#OTD 18 July – oy vey

When things happen, we like to think they have never happened before. The business of history is to suggest otherwise.

With the Norman invasion in 1066 came William’s feudal system. The king ruled the lords, the lords ruled the rest, and the church ruled anyway. Jews were an exception. They were the king’s direct subjects.

This peculiar status makes for peculiar history. The 1215 Magna Carta, the treaty between King John, King John’s lords, and Archbishop Langton’s church which many of us wrongly recall as a charter of freedom, makes clear in clauses 10 and 11 that some creditors are freer than others, if they are not Jews.

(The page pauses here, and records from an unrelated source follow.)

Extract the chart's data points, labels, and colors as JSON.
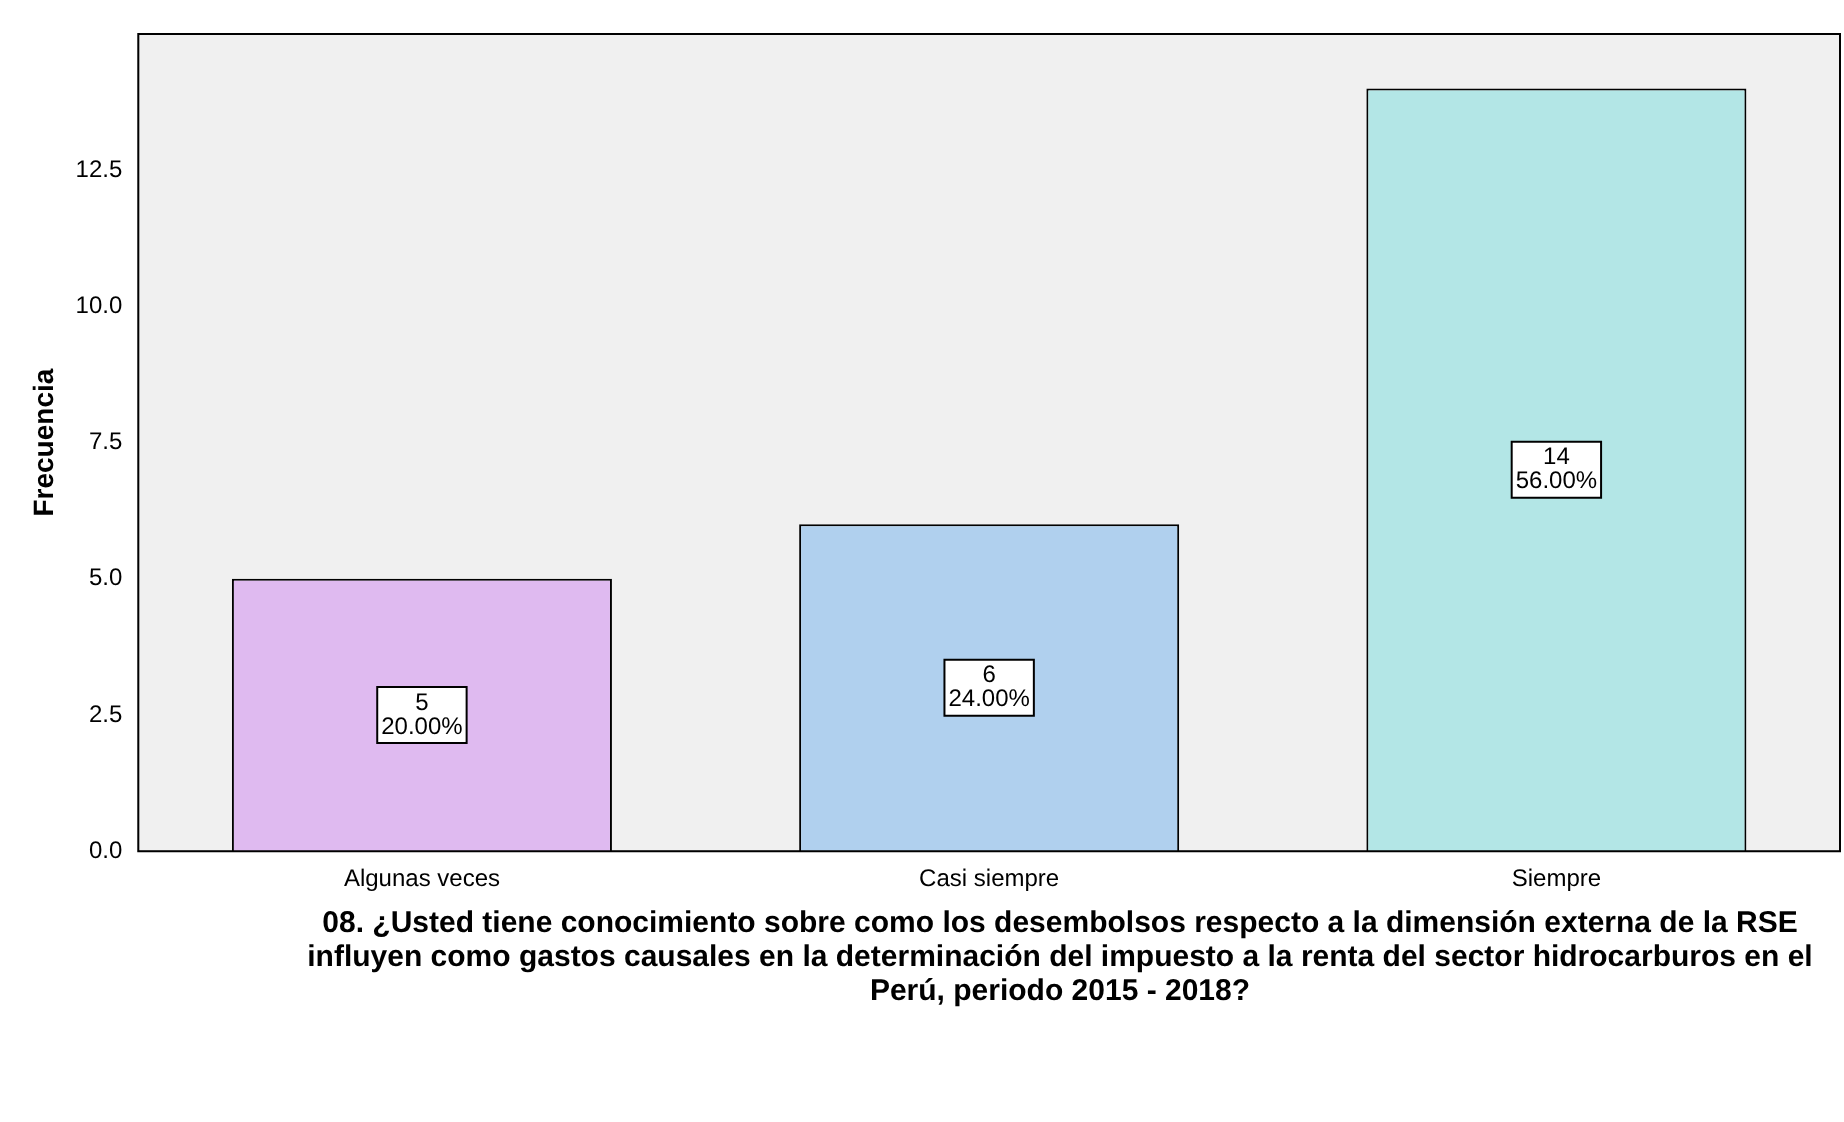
{
  "chart_data": {
    "type": "bar",
    "xlabel": "08. ¿Usted tiene conocimiento sobre como los desembolsos respecto a la dimensión externa de la RSE influyen como gastos causales en la determinación del impuesto a la renta del sector hidrocarburos en el Perú, periodo 2015 - 2018?",
    "ylabel": "Frecuencia",
    "categories": [
      "Algunas veces",
      "Casi siempre",
      "Siempre"
    ],
    "values": [
      5,
      6,
      14
    ],
    "colors": [
      "#dfbaf0",
      "#b0d0ee",
      "#b3e6e6"
    ],
    "value_labels": [
      "5\n20.00%",
      "6\n24.00%",
      "14\n56.00%"
    ],
    "ylim": [
      0,
      15
    ],
    "yticks": [
      {
        "value": 0,
        "label": "0.0"
      },
      {
        "value": 2.5,
        "label": "2.5"
      },
      {
        "value": 5,
        "label": "5.0"
      },
      {
        "value": 7.5,
        "label": "7.5"
      },
      {
        "value": 10,
        "label": "10.0"
      },
      {
        "value": 12.5,
        "label": "12.5"
      }
    ],
    "grid": false,
    "legend": false
  }
}
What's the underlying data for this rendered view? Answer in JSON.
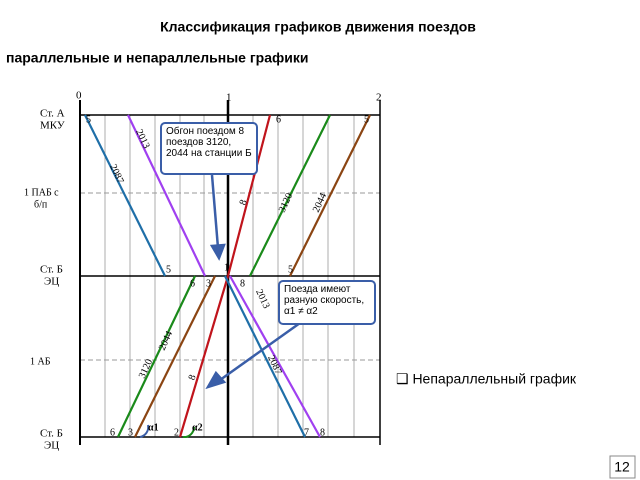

In 1218, King John’s successor decreed that Jews wear badges. In 1253, article 9 of the Statute of Jewry confirmed that “every Jew wear his badge conspicuously on his breast”.

The personal relationship between the king and the Jews, and the distinct right of the king to act by whim, is well exampled in the opening words of King Edward I’s 1275 Statute of the Jewry:

Forasmuch as the King hath seen that divers Evils, and the disheriting of the good Men of his Land have happened by the Usuries which the Jews have made in Time past, and that divers Sins have followed thereupon; albeit he and his Ancestors have received much benefit from the Jewish People in all Time past; nevertheless for the Honour of God and the common benefit of the People, the King hath ordained and established, That from henceforth no Jew shall lend any Thing at Usury…

On 18 July 1290, a heavily indebted King Edward issued his Edict of Expulsion, expelling all Jews from England. This state of affairs continued until the 1650s under Oliver Cromwell.

In the Jewish calendar, 18 July 1290 was the ninth day of Av, 5050 years after creation. The ninth or Tisha B’Av has been a day of mourning from ancient times. It marks a number of trials, including the destruction of the first temple by King Nebuchadnezzar II and the destruction of the second temple by the Romans. Unsurprisingly, the day has come to embrace memory of later trials falling on or near the day, such as the Edict.

A 13th century beating. Note the prescribed badges on the two victims in the middle.